Non profit organization Students Taking a Right Stand (STARS) program Kids on the Block, Inc. educates children and the community on numerous fundamental topics associated with health and social concerns. Its main objective is to teach children the importance of valuing and understanding themselves and others… all through puppetry.

“Kids on the Block, Inc. is actually an international program that begins with kindergarteners and runs up to the sixth grade,” said Scott, Program Director for Kids on the Block.

Nashville's Kids on the Block, Inc. was founded in 1981 by Alva Duke. The troupe reaches nearly 40,000 children and adults in schools and community agencies throughout seven counties in Middle Tennessee including Rutherford and is now trying to establish a presence in Cannon County.

“The schools invite us in. At the beginning of the school year, we send out our program guide to each guidance counselor. A lot of what we do is character education and that fits in beautifully with their curriculum,” said Scott.

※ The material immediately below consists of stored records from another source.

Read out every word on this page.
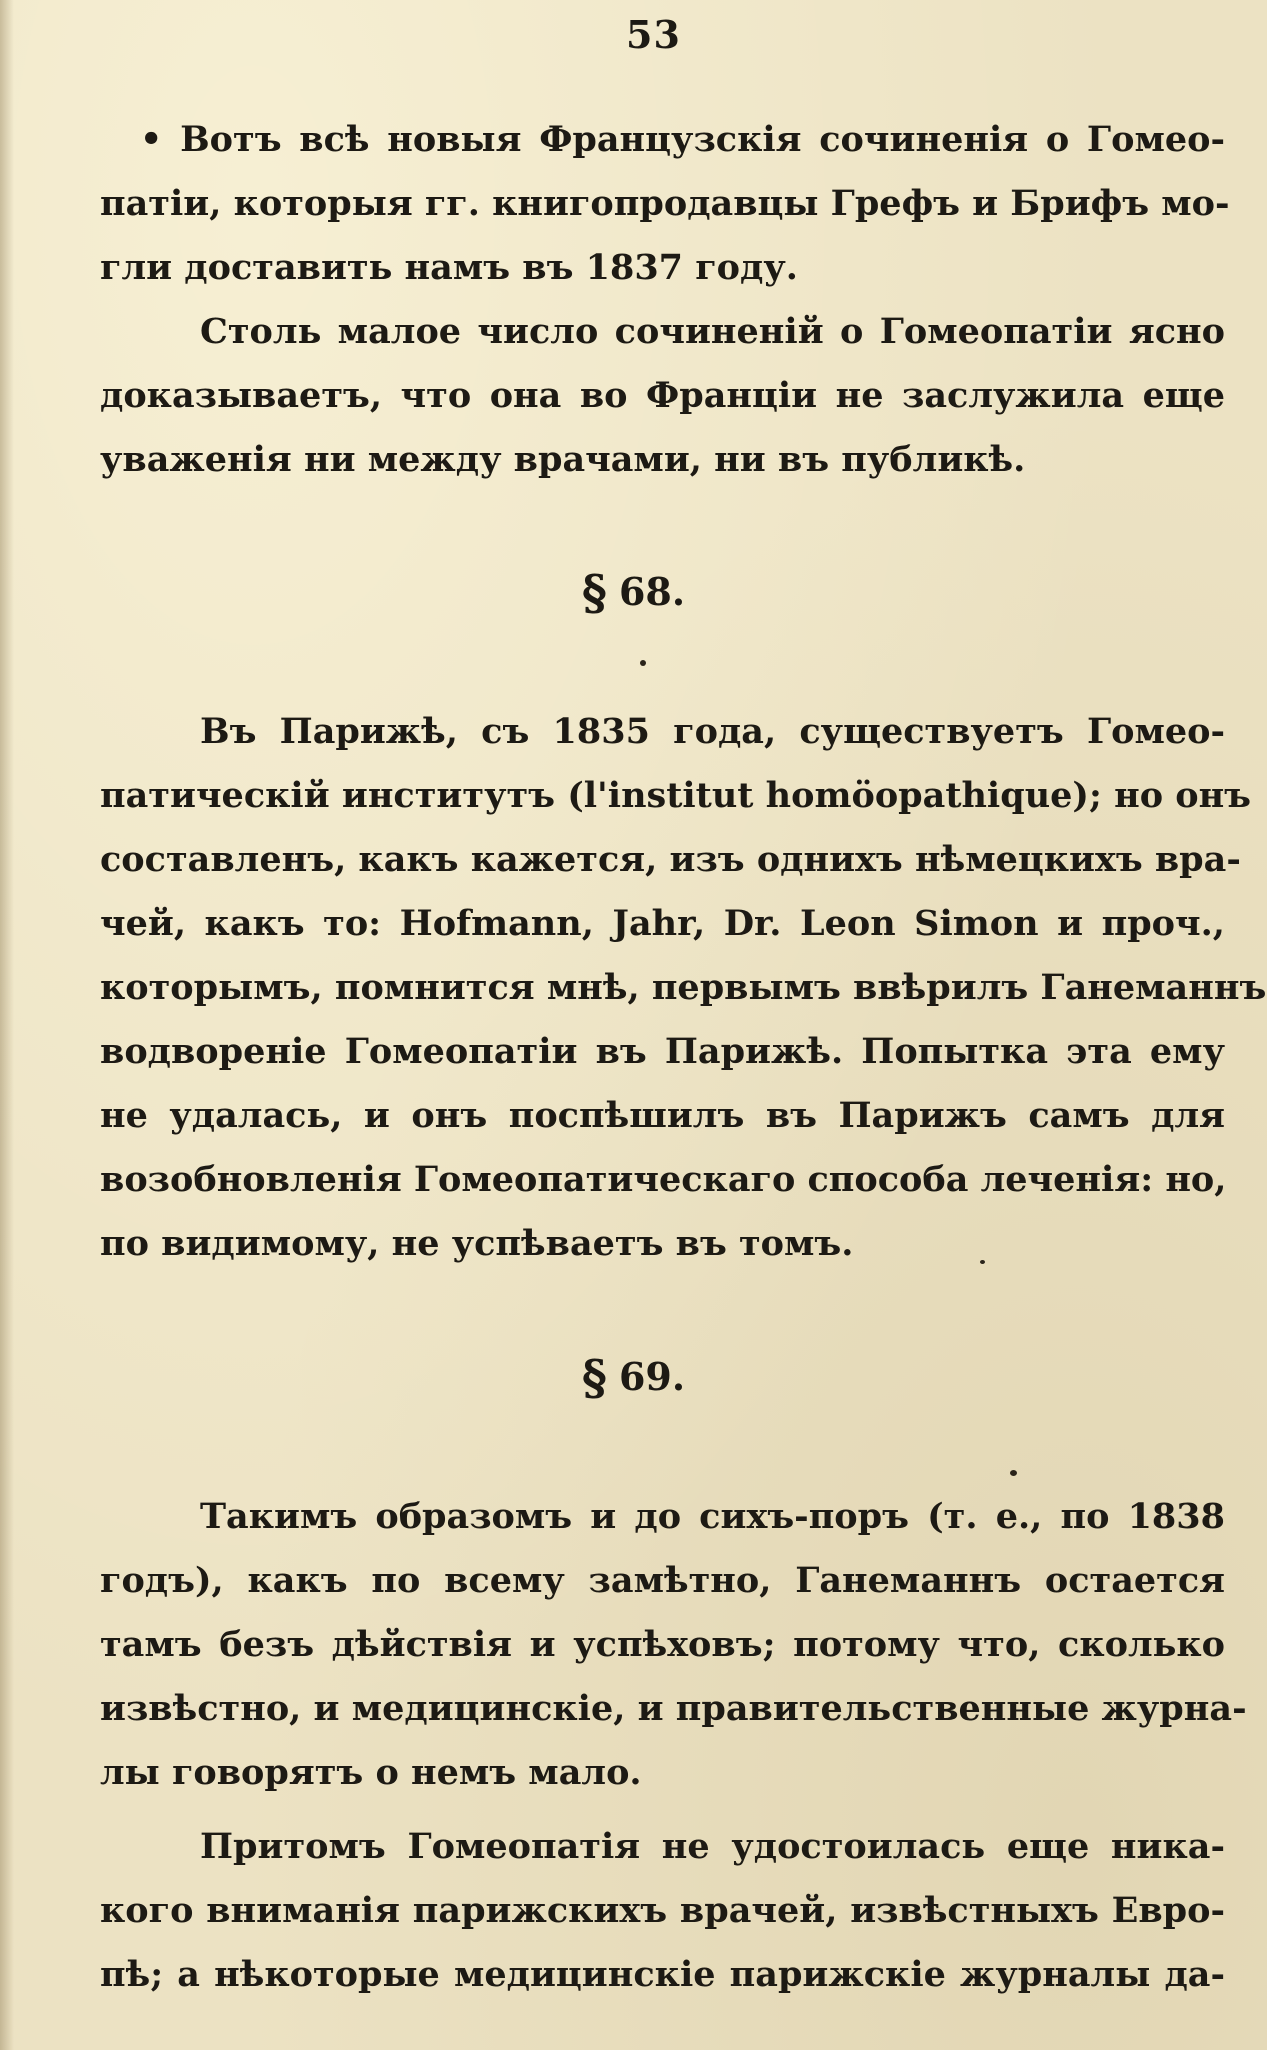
53
• Вотъ всѣ новыя Французскія сочиненія о Гомео-
патіи, которыя гг. книгопродавцы Грефъ и Брифъ мо-
гли доставить намъ въ 1837 году.
Столь малое число сочиненій о Гомеопатіи ясно
доказываетъ, что она во Франціи не заслужила еще
уваженія ни между врачами, ни въ публикѣ.
§ 68.
Въ Парижѣ, съ 1835 года, существуетъ Гомео-
патическій институтъ (l'institut homöopathique); но онъ
составленъ, какъ кажется, изъ однихъ нѣмецкихъ вра-
чей, какъ то: Hofmann, Jahr, Dr. Leon Simon и проч.,
которымъ, помнится мнѣ, первымъ ввѣрилъ Ганеманнъ
водвореніе Гомеопатіи въ Парижѣ. Попытка эта ему
не удалась, и онъ поспѣшилъ въ Парижъ самъ для
возобновленія Гомеопатическаго способа леченія: но,
по видимому, не успѣваетъ въ томъ.
§ 69.
Такимъ образомъ и до сихъ-поръ (т. е., по 1838
годъ), какъ по всему замѣтно, Ганеманнъ остается
тамъ безъ дѣйствія и успѣховъ; потому что, сколько
извѣстно, и медицинскіе, и правительственные журна-
лы говорятъ о немъ мало.
Притомъ Гомеопатія не удостоилась еще никa-
кого вниманія парижскихъ врачей, извѣстныхъ Евро-
пѣ; а нѣкоторые медицинскіе парижскіе журналы да-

Some of the material covered in the presentations for the younger grades includes teasing, problem solving, divorce, difference awareness, child abuse prevention and growing up healthy. The older grades are educated in bullying prevention, coping with death, prejudice prevention and making right decisions.

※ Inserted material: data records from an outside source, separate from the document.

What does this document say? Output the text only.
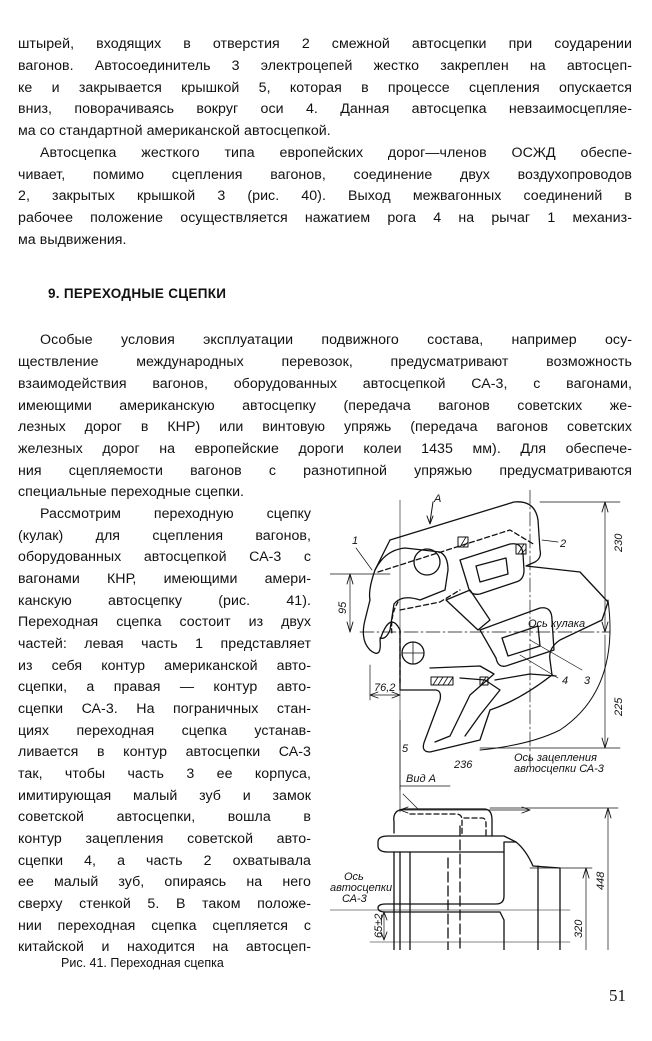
штырей, входящих в отверстия 2 смежной автосцепки при соударении
вагонов. Автосоединитель 3 электроцепей жестко закреплен на автосцеп-
ке и закрывается крышкой 5, которая в процессе сцепления опускается
вниз, поворачиваясь вокруг оси 4. Данная автосцепка невзаимосцепляе-
ма со стандартной американской автосцепкой.
Автосцепка жесткого типа европейских дорог—членов ОСЖД обеспе-
чивает, помимо сцепления вагонов, соединение двух воздухопроводов
2, закрытых крышкой 3 (рис. 40). Выход межвагонных соединений в
рабочее положение осуществляется нажатием рога 4 на рычаг 1 механиз-
ма выдвижения.
9. ПЕРЕХОДНЫЕ СЦЕПКИ
Особые условия эксплуатации подвижного состава, например осу-
ществление международных перевозок, предусматривают возможность
взаимодействия вагонов, оборудованных автосцепкой СА-3, с вагонами,
имеющими американскую автосцепку (передача вагонов советских же-
лезных дорог в КНР) или винтовую упряжь (передача вагонов советских
железных дорог на европейские дороги колеи 1435 мм). Для обеспече-
ния сцепляемости вагонов с разнотипной упряжью предусматриваются
специальные переходные сцепки.
Рассмотрим переходную сцепку
(кулак) для сцепления вагонов,
оборудованных автосцепкой СА-3 с
вагонами КНР, имеющими амери-
канскую автосцепку (рис. 41).
Переходная сцепка состоит из двух
частей: левая часть 1 представляет
из себя контур американской авто-
сцепки, а правая — контур авто-
сцепки СА-3. На пограничных стан-
циях переходная сцепка устанав-
ливается в контур автосцепки СА-3
так, чтобы часть 3 ее корпуса,
имитирующая малый зуб и замок
советской автосцепки, вошла в
контур зацепления советской авто-
сцепки 4, а часть 2 охватывала
ее малый зуб, опираясь на него
сверху стенкой 5. В таком положе-
нии переходная сцепка сцепляется с
китайской и находится на автосцеп-
A
1	2
4 3
5
230
95
76,2
225
236
Ось кулака
Ось зацепления
автосцепки СА-3
Вид А
Ось
автосцепки
СА-3
65±2	320
448
Рис. 41. Переходная сцепка
51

“We use Bunraku puppetry which is an ancient form of Japanese puppetry. We always wear all black and we explain to the kids that we’re going to become the shadows behind the characters. We present the topic in story format so there’ll always be two to three characters at a time and at the end of each of our scripts we have an interaction piece with the kids,” Scott explained.

Kids on the Block Inc. consists of a troupe of five, full time puppeteers.  The program hires people with backgrounds in social work, education, child and family studies and people who are just passionate about educating kids. From there, the puppetry is learned.

“I rarely hire somebody with a theatre background. If they have a little theatre experience then that’s great… but that’s not really what I’m looking for,” said Scott.

Scott became involved with the program two months after graduating college. She always knew she wanted to work with kids, but not necessarily as a teacher. So a friend of hers working for the program at the time invited her in for a look around.

“I had never touched a puppet before in my life,” joked Scott. “So I was a little taken aback, but I went and watched how the kids completely tune into what the characters are telling them. I just fell in love with it; going out watching the kids and seeing how it’s impactful.”

Scott has now been with Kids on the Block, Inc. for nine years and it’s all she has ever done. She says she couldn’t imagine not working for a non-profit, possibly because she has found her calling.